In this country, the drug, originally produced in America, was banned only in 1977, after doctors prescribed it to 200,000 mothers, and the current victims - mostly females - were born to mothers who ate the poison, and their daughters now pay the price. For the magazine.


According to the report, this drug for the second generation has caused many genital abnormalities, premature births, ectopic pregnancies or cancers. The rate of infertility in DES girls was 30%, compared to 5% in all women, and the number of abortions was estimated at 25%. In addition, about 50% of these women give birth prematurely.
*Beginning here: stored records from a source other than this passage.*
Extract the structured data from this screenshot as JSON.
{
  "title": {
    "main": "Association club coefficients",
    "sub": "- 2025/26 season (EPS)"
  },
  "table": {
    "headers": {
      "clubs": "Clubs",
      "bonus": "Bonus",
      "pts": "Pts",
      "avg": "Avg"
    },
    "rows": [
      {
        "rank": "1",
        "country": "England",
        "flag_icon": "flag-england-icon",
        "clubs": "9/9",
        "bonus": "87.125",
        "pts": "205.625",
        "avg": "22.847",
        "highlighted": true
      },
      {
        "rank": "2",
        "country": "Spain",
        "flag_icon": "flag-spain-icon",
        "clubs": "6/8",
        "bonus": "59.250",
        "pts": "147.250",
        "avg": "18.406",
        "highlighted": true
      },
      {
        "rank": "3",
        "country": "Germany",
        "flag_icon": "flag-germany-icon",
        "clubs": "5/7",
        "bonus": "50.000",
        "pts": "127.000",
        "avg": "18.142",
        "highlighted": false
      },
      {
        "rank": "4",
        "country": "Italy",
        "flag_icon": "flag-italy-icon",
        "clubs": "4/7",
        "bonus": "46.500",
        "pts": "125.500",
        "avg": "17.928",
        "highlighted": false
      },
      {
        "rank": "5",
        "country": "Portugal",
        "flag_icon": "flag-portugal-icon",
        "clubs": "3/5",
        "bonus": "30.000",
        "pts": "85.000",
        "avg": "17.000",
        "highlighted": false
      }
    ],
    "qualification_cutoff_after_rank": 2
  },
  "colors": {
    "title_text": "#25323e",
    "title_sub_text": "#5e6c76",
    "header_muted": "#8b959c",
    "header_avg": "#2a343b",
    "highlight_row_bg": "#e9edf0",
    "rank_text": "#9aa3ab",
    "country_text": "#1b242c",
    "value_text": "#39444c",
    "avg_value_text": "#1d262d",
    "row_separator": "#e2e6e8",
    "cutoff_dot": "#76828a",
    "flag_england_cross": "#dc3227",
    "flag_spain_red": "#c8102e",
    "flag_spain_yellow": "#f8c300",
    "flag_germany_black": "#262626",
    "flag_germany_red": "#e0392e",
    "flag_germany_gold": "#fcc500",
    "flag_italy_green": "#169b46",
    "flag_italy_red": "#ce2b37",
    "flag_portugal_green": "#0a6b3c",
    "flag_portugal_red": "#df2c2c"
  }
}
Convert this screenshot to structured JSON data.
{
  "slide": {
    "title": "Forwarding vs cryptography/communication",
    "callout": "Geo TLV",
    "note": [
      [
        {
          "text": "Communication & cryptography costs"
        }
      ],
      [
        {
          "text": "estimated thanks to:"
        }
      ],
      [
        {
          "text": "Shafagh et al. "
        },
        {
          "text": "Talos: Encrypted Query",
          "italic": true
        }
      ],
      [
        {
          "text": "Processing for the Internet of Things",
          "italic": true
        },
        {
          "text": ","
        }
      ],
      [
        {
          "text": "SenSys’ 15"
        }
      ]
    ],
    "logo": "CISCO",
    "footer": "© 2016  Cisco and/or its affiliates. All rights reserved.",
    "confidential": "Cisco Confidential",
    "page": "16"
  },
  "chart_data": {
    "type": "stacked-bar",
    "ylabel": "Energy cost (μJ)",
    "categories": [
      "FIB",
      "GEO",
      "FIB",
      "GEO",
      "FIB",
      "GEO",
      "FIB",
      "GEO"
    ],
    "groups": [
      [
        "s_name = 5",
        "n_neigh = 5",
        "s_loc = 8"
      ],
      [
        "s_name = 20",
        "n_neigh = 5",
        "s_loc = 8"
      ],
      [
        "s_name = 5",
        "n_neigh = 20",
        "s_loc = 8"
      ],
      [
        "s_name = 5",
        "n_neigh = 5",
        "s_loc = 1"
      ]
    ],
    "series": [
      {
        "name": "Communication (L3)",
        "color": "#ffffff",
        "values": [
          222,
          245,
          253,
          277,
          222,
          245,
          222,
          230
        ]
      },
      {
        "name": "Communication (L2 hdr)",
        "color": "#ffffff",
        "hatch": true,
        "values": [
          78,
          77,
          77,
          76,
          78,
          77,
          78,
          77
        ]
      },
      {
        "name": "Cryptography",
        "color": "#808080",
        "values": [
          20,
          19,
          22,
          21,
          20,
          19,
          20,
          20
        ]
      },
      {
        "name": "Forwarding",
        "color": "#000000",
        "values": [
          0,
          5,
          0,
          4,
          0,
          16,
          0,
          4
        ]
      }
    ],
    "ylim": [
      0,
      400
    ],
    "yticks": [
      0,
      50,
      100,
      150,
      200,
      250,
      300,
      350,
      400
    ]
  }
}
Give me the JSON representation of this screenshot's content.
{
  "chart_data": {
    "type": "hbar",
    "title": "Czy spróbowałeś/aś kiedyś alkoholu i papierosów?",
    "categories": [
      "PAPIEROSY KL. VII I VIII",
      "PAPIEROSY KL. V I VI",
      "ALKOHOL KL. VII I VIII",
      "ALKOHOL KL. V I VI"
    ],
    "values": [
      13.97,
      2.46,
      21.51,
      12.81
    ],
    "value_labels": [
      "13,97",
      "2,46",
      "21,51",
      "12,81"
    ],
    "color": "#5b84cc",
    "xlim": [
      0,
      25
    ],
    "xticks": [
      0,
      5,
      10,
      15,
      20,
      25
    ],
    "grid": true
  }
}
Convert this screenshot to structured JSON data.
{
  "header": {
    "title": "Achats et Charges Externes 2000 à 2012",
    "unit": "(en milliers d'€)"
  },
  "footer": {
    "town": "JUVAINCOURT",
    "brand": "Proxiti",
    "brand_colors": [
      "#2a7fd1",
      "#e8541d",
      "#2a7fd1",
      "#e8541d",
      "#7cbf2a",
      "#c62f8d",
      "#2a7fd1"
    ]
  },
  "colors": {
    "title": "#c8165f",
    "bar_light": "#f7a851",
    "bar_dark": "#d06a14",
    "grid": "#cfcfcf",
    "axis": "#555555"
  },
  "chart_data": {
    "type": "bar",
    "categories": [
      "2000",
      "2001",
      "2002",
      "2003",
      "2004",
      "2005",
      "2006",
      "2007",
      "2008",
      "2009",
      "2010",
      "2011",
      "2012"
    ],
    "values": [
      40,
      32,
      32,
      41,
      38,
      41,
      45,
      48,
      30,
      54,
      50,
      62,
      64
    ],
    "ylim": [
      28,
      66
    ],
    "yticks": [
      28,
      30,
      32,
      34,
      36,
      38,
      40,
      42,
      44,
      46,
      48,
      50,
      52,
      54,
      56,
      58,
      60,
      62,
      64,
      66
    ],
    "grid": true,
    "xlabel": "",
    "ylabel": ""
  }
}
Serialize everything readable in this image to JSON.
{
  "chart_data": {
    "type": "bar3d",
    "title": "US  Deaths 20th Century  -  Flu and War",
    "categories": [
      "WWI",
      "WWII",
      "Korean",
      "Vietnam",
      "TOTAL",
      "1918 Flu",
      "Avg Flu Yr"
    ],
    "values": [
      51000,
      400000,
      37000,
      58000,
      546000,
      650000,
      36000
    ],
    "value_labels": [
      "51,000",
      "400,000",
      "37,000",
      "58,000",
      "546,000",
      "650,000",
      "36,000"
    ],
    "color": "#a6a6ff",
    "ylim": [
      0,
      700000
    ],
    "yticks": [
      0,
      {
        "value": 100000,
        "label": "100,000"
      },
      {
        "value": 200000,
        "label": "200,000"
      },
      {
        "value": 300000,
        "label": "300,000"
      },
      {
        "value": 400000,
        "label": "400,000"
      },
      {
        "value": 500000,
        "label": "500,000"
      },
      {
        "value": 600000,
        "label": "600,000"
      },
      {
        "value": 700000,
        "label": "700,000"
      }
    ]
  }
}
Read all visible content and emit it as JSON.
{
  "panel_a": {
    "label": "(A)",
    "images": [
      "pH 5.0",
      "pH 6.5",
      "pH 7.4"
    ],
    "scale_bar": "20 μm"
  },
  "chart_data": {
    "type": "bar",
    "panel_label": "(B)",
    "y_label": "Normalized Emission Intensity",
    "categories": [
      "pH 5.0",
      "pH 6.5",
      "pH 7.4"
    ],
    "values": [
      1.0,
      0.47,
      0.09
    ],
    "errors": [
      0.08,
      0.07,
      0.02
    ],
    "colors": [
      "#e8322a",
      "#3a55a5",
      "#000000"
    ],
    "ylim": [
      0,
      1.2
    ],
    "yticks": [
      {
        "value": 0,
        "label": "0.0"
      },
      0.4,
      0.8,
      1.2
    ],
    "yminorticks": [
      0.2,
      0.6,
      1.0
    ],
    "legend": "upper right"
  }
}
Abnormalities in the reproductive system (especially the presence of a T-shaped uterus).

It does not seem that the conflict between these victims with the government and pharmaceutical companies will lead to a quick result, as these companies pay a large amount of money to their lawyers, while the victims have yet to pay lawyers fees of their own money.

Of course, given the aging of the case, the complainants find it difficult to provide the doctors' prescriptions they had prescribed to their mothers to prove that they had already taken the drug, which judges prescribe to link the disorders of the grandchildren to the drug.

Grange, according to the magazine's report, filed a complaint ten years ago, but the trial has not yet taken place, and in the meantime, especially in 2014, a renewed cancer that had previously treated, which commented: "Doctors found on Hepatic grapefruit-sized knots, and that "unique case of medicine," but she asserts that she will not give up and will continue to speak on behalf of her eighty thousand colleagues until the right.